Is it possible?
I started with training my awareness in 2002, when I began my Gestalt therapist studies. I have spent many hours since then on my yoga mat, meditating, often training awareness all days through. However, I always kept forgetting my lessons, completely getting swept away by life's adventures, work, love, friends, funerals, and parties. Luckily I always find my way back to the here and now, sometimes faster, sometimes really slow.
This last year I decided to simplify my life. I was tired of always working so hard. What for, really? I left the company I built myself behind me and found a cool job with fun colleagues and worked for only 4 days a week. Then Corona hit and suddenly I was working from home, spending most days alone, the only person I saw was my man. Quite confronting. That much time with me.
He and I loved the peace that came with the pandemic, and it fired up our quest to now really start looking for a place of our own in nature. We visited Germany the day the borders opened, had our first beer on a terrace this year and stayed the night in a tiny old unchanged DDR cabin in the woods, where time had stood still. The trees bowed over the little dark house and we didn't feel that this would be the place for us. No, we would start looking in Basque Country, where there is real wild life. We would take years to find a place we would fall in love with, at the same time having a fun goal in every road trip we would make.
Then seemingly out of nowhere a little red cabin in Mid Sweden appeared online, for sale for a doable amount of money. A piece of land in the middle of nature, beer, wolf and moose country, a 16 hour drive away. Utterly the other direction from Spain. Neither of us ever been to Scandinavia, not being able to visit now because of the code orange in Sweden to feel the little house out, we had very little time to decide. There were other people before us desperate to buy this dream. Yet they weren't so crazy to buy without seeing it first. So we made a move. First come, first go. We put down a downpayment. It was ours.
No. It ís ours.
We will visit our little red cabin, Nestli, in 5 weeks. We drive up there in my camper with our two dogs.

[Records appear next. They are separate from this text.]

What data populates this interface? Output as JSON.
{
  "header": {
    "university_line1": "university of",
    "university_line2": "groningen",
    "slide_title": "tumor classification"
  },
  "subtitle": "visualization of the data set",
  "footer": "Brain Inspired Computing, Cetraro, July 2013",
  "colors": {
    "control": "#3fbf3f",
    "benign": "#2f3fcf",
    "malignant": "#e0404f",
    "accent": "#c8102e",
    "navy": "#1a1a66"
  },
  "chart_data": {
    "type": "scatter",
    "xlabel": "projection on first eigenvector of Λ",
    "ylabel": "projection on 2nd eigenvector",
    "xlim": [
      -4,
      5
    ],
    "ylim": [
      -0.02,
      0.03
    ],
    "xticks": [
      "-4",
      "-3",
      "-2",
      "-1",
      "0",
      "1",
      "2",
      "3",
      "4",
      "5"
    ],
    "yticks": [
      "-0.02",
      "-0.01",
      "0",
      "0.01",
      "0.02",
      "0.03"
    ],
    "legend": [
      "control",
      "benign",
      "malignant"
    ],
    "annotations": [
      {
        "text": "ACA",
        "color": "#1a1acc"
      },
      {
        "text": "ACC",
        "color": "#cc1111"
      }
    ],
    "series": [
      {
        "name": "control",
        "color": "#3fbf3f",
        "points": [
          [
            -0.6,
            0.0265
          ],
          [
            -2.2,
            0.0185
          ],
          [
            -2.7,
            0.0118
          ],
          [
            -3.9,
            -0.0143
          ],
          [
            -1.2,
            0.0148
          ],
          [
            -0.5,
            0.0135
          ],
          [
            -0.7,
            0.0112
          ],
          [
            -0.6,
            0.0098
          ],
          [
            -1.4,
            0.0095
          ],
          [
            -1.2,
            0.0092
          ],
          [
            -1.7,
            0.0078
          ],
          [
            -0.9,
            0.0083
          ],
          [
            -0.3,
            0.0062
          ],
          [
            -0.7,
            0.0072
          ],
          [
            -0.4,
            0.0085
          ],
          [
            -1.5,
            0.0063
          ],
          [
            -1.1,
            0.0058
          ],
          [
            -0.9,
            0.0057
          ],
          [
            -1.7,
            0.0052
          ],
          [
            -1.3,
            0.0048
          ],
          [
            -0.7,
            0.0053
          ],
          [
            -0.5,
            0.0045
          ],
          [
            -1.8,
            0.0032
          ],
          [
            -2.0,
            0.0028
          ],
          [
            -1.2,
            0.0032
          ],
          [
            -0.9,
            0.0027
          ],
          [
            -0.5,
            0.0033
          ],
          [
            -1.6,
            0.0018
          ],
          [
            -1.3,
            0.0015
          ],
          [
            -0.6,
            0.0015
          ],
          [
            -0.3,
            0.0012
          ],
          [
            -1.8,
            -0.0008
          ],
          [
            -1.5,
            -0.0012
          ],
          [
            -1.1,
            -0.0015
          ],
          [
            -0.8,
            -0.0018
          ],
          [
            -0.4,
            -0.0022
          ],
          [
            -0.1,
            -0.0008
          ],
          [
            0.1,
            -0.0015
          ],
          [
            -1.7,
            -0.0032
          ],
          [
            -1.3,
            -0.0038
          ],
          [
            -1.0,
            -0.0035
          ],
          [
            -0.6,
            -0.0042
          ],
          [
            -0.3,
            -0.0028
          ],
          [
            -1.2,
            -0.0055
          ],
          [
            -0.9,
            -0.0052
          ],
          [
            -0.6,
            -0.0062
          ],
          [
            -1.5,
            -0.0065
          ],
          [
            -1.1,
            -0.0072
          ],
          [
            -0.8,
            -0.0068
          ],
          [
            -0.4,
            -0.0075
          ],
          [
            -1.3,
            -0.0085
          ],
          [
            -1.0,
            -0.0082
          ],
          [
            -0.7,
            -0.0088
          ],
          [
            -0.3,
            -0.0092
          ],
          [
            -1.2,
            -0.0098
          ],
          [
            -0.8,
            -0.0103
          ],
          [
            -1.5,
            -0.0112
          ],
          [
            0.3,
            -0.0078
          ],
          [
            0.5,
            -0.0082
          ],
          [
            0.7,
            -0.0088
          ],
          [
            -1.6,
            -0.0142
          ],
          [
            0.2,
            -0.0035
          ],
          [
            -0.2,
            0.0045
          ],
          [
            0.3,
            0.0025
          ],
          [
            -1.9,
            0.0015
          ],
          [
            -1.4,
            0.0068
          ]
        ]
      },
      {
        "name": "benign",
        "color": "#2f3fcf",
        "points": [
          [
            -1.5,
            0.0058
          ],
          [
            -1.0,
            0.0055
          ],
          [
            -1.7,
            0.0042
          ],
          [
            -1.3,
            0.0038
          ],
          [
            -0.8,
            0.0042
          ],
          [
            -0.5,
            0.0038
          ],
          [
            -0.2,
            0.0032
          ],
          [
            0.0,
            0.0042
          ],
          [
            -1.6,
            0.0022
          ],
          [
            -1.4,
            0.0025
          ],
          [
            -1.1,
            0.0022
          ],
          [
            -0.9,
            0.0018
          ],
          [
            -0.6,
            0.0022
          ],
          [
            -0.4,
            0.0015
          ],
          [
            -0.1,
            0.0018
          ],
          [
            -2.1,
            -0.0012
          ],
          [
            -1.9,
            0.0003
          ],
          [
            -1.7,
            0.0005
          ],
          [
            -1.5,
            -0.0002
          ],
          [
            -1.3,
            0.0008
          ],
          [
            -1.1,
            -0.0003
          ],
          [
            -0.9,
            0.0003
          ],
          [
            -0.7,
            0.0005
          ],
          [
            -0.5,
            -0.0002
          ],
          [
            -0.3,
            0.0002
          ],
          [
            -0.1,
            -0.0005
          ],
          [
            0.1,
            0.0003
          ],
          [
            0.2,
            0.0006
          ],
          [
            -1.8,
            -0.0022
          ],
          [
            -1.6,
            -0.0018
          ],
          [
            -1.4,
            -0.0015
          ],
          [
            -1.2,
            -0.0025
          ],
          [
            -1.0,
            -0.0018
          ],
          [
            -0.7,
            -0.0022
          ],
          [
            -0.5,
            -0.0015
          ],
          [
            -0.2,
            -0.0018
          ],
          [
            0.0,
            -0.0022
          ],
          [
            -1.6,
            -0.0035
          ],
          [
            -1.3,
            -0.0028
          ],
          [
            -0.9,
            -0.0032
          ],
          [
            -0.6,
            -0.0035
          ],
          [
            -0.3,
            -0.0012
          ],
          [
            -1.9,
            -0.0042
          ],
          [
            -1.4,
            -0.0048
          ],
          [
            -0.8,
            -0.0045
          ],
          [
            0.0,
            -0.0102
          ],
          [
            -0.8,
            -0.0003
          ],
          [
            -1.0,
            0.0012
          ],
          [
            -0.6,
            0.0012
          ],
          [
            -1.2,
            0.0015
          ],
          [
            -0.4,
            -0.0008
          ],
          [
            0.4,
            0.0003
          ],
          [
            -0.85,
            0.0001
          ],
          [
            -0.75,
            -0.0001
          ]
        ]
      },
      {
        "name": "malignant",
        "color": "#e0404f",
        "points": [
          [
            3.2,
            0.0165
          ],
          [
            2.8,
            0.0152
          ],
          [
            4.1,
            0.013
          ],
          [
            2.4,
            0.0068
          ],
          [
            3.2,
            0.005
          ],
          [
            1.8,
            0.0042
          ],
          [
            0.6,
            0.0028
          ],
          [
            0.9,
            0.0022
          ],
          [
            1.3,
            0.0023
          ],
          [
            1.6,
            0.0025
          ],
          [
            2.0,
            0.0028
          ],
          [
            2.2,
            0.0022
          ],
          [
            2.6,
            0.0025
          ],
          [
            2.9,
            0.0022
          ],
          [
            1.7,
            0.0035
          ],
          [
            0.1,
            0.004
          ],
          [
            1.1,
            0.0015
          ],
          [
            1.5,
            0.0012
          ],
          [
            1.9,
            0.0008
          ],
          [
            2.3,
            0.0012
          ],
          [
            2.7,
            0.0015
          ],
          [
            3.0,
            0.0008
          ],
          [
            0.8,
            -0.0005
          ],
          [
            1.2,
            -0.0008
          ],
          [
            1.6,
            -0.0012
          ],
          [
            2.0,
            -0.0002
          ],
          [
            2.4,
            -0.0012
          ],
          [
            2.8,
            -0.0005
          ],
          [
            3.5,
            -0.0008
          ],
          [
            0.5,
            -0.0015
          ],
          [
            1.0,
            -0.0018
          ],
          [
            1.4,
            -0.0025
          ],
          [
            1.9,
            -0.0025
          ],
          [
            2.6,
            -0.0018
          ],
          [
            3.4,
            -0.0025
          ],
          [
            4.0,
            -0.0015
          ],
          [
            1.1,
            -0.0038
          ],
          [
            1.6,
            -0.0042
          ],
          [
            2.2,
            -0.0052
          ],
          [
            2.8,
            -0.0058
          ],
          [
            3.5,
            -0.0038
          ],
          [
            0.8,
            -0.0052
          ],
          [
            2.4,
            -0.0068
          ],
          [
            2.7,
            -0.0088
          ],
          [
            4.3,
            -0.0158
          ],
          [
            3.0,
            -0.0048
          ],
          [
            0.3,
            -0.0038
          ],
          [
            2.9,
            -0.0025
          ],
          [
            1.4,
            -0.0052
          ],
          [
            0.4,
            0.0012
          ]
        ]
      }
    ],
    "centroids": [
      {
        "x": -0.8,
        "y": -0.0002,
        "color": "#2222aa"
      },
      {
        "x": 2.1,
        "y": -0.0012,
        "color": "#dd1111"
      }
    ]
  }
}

I have many moments every day now when it hits me. Ever since I lived in New England 20 years ago, where we used to hike the Appalachian Mountains every fall, I dreamt of having access to real nature. The kind that our overcrowded and hyper manicured country just doesn't have. But I never thought I would be able to make it happen. Money wise. The right partner by my side with a similar dream. The right moment.
So I ignored that dream. Almost completely. Until opportunity knocked on our door and I recognized that dream like it was an old friend.
And now I look closer to my mind. We create our own world with our thoughts. That today seems more true than ever. If you don't know yourself, your longings and dreams, how can you ever fulfil them?